Edward Tronick, PhD

Dr. Tronick’s seminal work focused on the concept of repair of relational disruptions as a major change process in psychological development and the healing of psychological illness, elaborating on his original model of mutual regulation.  

Dr. Tronick has published more than 80 papers representing cutting-edge contributions to understanding biological and scientific advances in physiology, genetics, and epigenetics from 2011-2021. Building up on his Still-Face Paradigm work, he developed a new experimental paradigm for evaluating the effects on the infant by mildly stressing the mother. Tronick’s contributions offer psychoanalysts a scientific basis for the link between relational experience in the dyad and psychological health or illness in the individual. His work has generated the concept of the 'something more' in analysis as meanings made, not conveyed, by language or narrative.

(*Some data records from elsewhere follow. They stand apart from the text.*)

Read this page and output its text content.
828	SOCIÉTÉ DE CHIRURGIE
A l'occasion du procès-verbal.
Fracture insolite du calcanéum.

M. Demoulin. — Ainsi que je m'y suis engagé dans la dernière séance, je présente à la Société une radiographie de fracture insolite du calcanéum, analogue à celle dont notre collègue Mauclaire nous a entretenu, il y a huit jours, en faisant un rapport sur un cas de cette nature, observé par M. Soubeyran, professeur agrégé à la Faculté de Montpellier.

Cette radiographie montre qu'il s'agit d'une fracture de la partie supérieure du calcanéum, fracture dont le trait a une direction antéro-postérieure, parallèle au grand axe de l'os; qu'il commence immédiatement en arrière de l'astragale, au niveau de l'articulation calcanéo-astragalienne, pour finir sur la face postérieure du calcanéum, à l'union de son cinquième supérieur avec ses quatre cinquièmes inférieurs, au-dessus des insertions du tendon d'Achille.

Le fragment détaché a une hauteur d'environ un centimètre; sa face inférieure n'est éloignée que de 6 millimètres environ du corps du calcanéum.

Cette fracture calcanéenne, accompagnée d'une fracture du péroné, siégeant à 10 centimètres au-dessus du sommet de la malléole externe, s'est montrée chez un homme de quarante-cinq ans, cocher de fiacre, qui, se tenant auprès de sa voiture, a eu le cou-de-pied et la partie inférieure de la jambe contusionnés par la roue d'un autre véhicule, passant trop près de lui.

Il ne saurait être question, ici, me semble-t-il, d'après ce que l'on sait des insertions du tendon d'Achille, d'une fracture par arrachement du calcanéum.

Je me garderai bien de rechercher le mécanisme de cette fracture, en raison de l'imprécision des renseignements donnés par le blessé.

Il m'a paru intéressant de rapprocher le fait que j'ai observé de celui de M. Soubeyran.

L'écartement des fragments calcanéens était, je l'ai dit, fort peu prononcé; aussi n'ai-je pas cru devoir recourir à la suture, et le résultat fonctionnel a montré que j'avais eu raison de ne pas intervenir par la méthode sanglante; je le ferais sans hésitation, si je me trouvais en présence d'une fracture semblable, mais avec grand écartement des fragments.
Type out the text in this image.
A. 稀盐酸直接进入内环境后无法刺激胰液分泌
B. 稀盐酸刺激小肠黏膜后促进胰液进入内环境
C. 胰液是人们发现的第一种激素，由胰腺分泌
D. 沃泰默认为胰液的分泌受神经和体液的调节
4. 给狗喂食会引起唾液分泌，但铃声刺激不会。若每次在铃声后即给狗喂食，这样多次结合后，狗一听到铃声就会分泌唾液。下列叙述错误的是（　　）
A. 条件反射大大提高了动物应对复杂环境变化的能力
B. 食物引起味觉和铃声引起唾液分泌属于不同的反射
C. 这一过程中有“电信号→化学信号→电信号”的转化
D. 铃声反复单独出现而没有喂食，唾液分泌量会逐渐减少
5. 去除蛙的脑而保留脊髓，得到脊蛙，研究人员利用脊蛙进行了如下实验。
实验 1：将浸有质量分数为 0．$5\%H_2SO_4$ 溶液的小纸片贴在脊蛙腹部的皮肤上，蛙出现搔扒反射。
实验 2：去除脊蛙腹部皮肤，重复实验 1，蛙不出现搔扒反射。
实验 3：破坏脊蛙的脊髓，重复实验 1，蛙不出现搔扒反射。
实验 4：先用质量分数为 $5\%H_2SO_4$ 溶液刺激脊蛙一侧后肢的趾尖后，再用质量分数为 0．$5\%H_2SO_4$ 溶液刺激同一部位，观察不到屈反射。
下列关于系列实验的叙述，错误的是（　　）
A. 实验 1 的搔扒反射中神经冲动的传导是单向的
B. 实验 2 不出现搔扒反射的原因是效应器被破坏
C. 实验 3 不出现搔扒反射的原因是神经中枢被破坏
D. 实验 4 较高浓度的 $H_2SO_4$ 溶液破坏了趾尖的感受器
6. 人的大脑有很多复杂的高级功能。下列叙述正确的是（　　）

His work has reimagined both the infant and the analysand as more pro-active and co-creative than the passive model of both had suggested. The transference involves continuously operating implicit neurosomatic forms of meaning: the something more. The paradigm shifts our view of development and analysis to a discordant process of active agents engaged in finding shared meanings. A recent book, co-authored with Claudia M. Gold, MD, The Power Of Discord: Why The Ups And Downs Of Relationships Are The Secret To Building Intimacy, Resilience, And Trust (Little Brown. 2020) raises the profile of psychoanalysis as well as broadens the application of psychoanalysis.

 

Dr. Tronick, a developmental and clinical psychologist, is a Distinguished Professor of Psychiatry and Pediatrics, and Head Faculty in an Early Relation Health Fellowship at UMass Chan Medical School, and a member of the American Psychoanalytic Association and the Boston Psychoanalytic Society and Institute.